Our study has several limitations. We studied the effect of a single intervention, where repeated interventions may be warranted to test their impact in the long term. Moreover, P2 started only one month after the intervention, when the new information was still fresh in all physicians’ minds. In other studies, the delay was longer.5,20 Ideally, we should have randomised patients to an informed and an uninformed group of physicians. Our department is too small and the number of physicians in training too low to prevent sharing information between the groups. Finally, we did not assess the quality of DNR discussions between physicians and patients.

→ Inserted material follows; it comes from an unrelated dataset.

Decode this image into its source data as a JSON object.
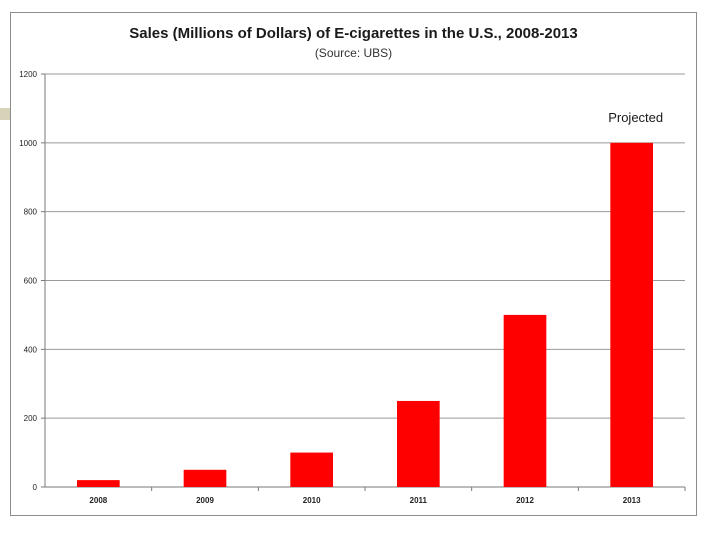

The understanding and application of DNR orders depends on both a clear definition of DNR orders and information on the need to obtain patients’ participation. In this way, our intervention was successful. The percentage of patients involved in the discussion is, however, still low. Improvement should take place at many levels and requires changes of attitudes from our medical schools, hospital directors, and national medical authorities.
The authors thank Dr Marinette Ummel from the Research and Teaching Unit in Bioethics, Faculty of Medicine, Geneva, Switzerland, for her reading of and useful comments on our article.